Asia-Pacific, Development & Aid, Headlines, Population

AUSTRALIA: Wanted – Taxi Drivers with Third World Degrees

Lili Tuwai

SYDNEY, Mar 14 1997 (IPS) - Syrus Razzaghipour has a medical degree from a university in Iran. A Kurdish refugee, he was refused medical registration because his degree is not recognised in Australia. So, Razzaghipour became one of Australia’s most over- qualified taxi drivers.

He drove taxis for four years while waiting in vain to start his medical practice. Today, besides driving a cab, Razzaghipour runs a florist’s shop in a Sydney suburb.

“If I had to do a job other than medicine, it would be taxi- driving. There’s good money in taxis,” says Razzaghipour. “It didn’t make a difference if I was driving taxis or doing anything else.”

Sydney’s taxi drivers are said to be the most educated in the world. Many of them are recent immigrants who hold graduate and even post-graduate degrees from Third World universities but have difficulty getting their academic qualifications recognised in Australia.

The New South Wales Taxi Council says there are over 20,000 taxi drivers in the Sydney metropolitan region, most of them migrants who prefer driving cabs to working in dirty factories.

But, Australia’s current race and immigration debate has made life difficult for taxi drivers who come in contact with a whole spectrum of society during the course of a workday.

Drivers report an escalation in verbal and physical attacks, prompting the state Labour Government to acknowledge the urgent need to address workplace safety issues for taxi drivers and to put in place a reform package for the taxi industry.

To get an idea of the ethnic diversity of Sydney’s taxi drivers, one only has to go to Sydney’s international airport on a busy morning and look at the taxi queue there.

Joe Xie holds a degree from a college in China and had several years experience working as an engineer there before migrating to Australia. Apart from driving a cab, he works part time in a take- away food outlet to boost his income.

Like many migrants in Australia, he had great difficulty getting a job that recognised his qualification. “In Australia most companies or bosses don’t care about the qualification, they care about experience in Australia,” says Xie.

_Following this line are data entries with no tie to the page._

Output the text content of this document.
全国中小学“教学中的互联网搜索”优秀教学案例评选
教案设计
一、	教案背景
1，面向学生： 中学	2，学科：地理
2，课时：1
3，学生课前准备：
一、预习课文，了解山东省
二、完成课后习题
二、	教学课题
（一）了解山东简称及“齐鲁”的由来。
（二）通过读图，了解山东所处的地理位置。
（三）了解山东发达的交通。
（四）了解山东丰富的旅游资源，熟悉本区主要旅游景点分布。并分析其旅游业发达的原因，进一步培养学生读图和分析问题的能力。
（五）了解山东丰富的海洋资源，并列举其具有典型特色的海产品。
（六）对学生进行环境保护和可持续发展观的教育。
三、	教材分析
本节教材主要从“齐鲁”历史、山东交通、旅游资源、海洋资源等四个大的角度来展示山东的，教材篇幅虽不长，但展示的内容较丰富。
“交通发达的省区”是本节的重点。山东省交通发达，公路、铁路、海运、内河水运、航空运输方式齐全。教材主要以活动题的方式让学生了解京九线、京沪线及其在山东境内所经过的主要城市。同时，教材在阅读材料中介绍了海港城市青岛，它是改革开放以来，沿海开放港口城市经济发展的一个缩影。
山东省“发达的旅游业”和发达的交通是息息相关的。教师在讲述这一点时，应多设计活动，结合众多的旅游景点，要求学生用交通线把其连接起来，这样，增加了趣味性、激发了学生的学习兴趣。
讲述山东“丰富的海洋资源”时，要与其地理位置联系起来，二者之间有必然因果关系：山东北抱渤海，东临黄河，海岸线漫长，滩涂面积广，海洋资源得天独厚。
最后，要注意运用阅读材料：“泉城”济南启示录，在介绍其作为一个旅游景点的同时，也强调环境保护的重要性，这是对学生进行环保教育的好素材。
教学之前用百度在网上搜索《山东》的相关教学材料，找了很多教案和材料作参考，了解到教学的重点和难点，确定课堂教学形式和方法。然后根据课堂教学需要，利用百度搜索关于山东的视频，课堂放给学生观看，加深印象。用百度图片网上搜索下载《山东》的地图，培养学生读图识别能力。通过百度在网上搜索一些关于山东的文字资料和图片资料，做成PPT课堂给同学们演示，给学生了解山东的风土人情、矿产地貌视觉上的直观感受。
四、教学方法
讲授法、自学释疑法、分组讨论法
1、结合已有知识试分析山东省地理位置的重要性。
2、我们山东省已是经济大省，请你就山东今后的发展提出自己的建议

He adds: “If you just came from overseas you will not have that experience, and maybe language is what makes it hard if you can’t speak good English as well.”

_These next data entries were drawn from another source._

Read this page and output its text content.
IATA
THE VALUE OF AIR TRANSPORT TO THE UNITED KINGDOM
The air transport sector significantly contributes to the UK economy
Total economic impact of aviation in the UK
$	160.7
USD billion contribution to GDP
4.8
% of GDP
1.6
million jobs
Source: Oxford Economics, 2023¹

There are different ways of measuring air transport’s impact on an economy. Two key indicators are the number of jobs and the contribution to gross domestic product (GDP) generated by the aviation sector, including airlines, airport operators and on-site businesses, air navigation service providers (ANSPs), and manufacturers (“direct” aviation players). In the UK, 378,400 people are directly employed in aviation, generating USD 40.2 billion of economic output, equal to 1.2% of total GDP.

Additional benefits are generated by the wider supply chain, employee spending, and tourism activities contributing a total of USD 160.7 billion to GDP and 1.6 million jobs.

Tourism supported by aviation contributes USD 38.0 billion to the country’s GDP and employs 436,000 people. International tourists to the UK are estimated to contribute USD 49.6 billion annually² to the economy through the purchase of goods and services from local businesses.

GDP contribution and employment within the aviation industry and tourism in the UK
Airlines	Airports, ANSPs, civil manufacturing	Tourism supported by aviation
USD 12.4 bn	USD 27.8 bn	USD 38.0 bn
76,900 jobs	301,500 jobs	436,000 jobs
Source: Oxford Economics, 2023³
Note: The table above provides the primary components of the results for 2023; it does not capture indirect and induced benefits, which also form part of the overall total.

This is a Catch-22 situation: migrants cannot get jobs unless they have experience in Australia, and they do not have Australia experience because they cannot get Australian jobs.

Taxi-driving is classified here as a hazardous occupation. A safety report released last year found the extent of violence toward taxi drivers was “far larger than generally recognised”.

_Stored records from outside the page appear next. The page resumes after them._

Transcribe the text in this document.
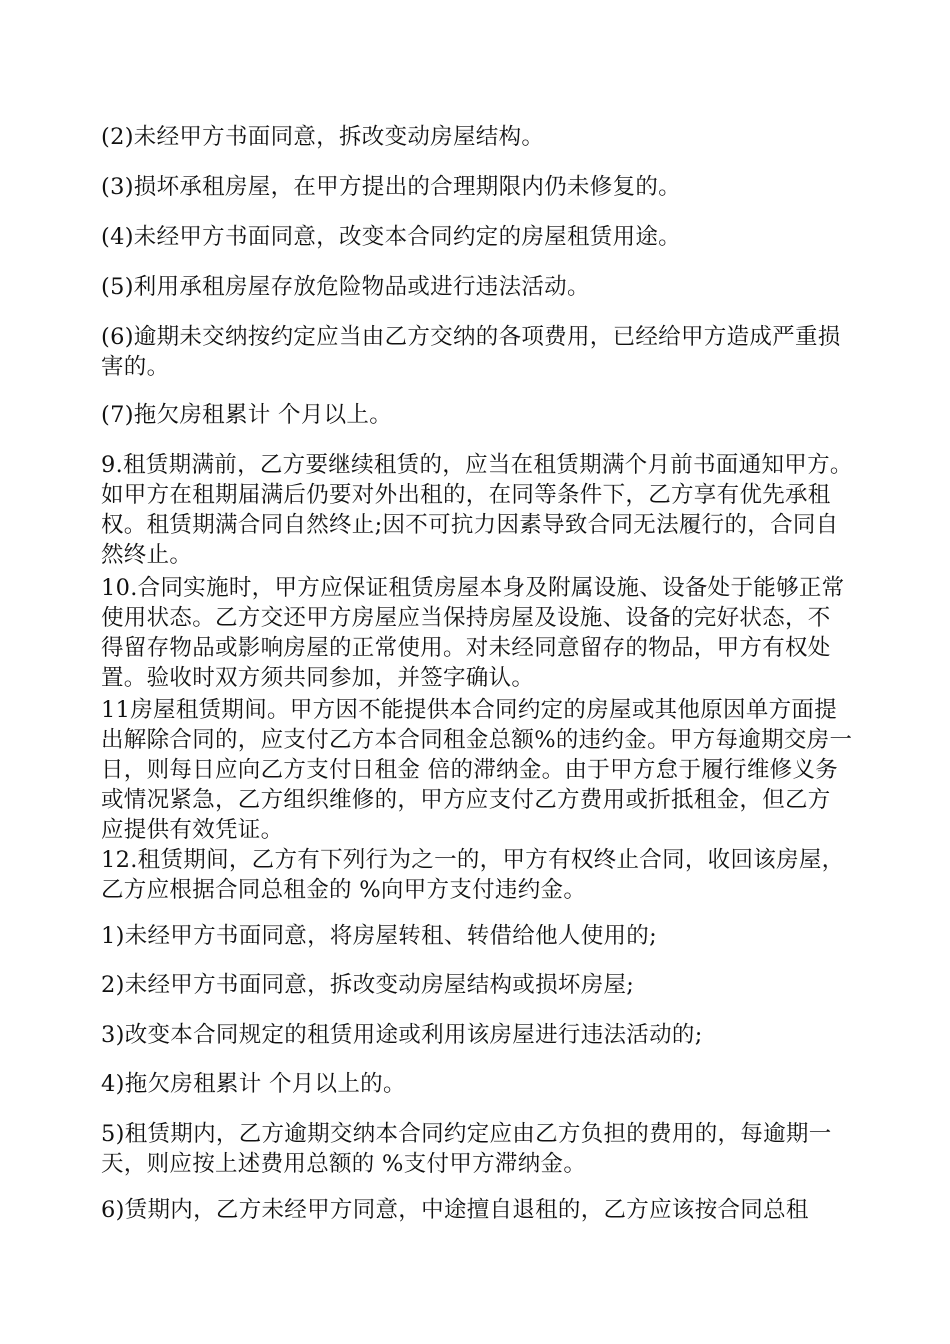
(2)未经甲方书面同意，拆改变动房屋结构。

(3)损坏承租房屋，在甲方提出的合理期限内仍未修复的。

(4)未经甲方书面同意，改变本合同约定的房屋租赁用途。

(5)利用承租房屋存放危险物品或进行违法活动。

(6)逾期未交纳按约定应当由乙方交纳的各项费用，已经给甲方造成严重损害的。

(7)拖欠房租累计 个月以上。

9.租赁期满前，乙方要继续租赁的，应当在租赁期满个月前书面通知甲方。如甲方在租期届满后仍要对外出租的，在同等条件下，乙方享有优先承租权。租赁期满合同自然终止;因不可抗力因素导致合同无法履行的，合同自然终止。

10.合同实施时，甲方应保证租赁房屋本身及附属设施、设备处于能够正常使用状态。乙方交还甲方房屋应当保持房屋及设施、设备的完好状态，不得留存物品或影响房屋的正常使用。对未经同意留存的物品，甲方有权处置。验收时双方须共同参加，并签字确认。

11房屋租赁期间。甲方因不能提供本合同约定的房屋或其他原因单方面提出解除合同的，应支付乙方本合同租金总额%的违约金。甲方每逾期交房一日，则每日应向乙方支付日租金 倍的滞纳金。由于甲方怠于履行维修义务或情况紧急，乙方组织维修的，甲方应支付乙方费用或折抵租金，但乙方应提供有效凭证。

12.租赁期间，乙方有下列行为之一的，甲方有权终止合同，收回该房屋，乙方应根据合同总租金的 %向甲方支付违约金。

1)未经甲方书面同意，将房屋转租、转借给他人使用的;

2)未经甲方书面同意，拆改变动房屋结构或损坏房屋;

3)改变本合同规定的租赁用途或利用该房屋进行违法活动的;

4)拖欠房租累计 个月以上的。

5)租赁期内，乙方逾期交纳本合同约定应由乙方负担的费用的，每逾期一天，则应按上述费用总额的 %支付甲方滞纳金。

6)赁期内，乙方未经甲方同意，中途擅自退租的，乙方应该按合同总租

It said five taxi drivers have been murdered in Sydney since 1993, and another survey estimated as many as 2,200 assaults and 1,600 robberies of taxi drivers each year – and 90 per cent of them go unreported.

But Aslam Parvaiz, a commerce graduate from Pakistan, dismisses these dangers with a certain bravado. He says: “In my opinion, every job – whether you are working the night shift at the 7- Eleven or driving cabs – someone can come and kill you for one dollar. So no job is dangerous and every job is dangerous, but you have to do something for a living.”

Parvaiz, 22, has been driving taxis for four years while waiting to complete further studies in advanced accounting. He adds: “Most of my friends have degrees and are fully qualified. It’s not that they can’t get a job, it’s just that they expect more. Most of my friends are driving taxis so they can continue their studies.”

Mahoo Edanner, 33, holds an honours degree in political science from Bangladesh and has been driving taxis for two years. But his 12-hour work day prevents him from doing anything else.

“I have tried to change my job because of the long hours. I haven’t been able to pursue a career, and as time has gone by I have lost interest,” he says.

Nearly all migrant taxi drivers have experienced racism, ranging from mild verbal attacks calling them “wogs” to physical abuse.

“Anglo Australians don’t know much about other nations or other cultures. That is why they have the wrong thinking,” says Xie. “When there are two or three of them sitting behind you acting rude, what can you do?”

The state government plans to introduce safety measures for taxi drivers here, with satellite-based Global Positioning Systems and driver protection screens to be installed in all Sydney taxis by the end of June.

These systems are designed to allow police to pinpoint the location of a taxi driver in distress.

Meantime, with the Sydney 2000 Olympics not far away and Australia expecting a second tourism boom in the next few years, the Taxi Council is moving to take advantage of the ethnic diversity of its taxi drivers.

Already, a new initiative is in place to assist international visitors and customers with non-English speaking backgrounds: Taxis carry removable national flags that indicate languages other than English spoken by their drivers.

Languages available include Arabic, Cantonese, Filipino, French, Greek, German, Hindu, Hebrew, Indonesian, Italian, Japanese, Korean, Lebanese, Mandarin, Portuguese, Russian, Spanish, Turkish, Urdu and Vietnamese.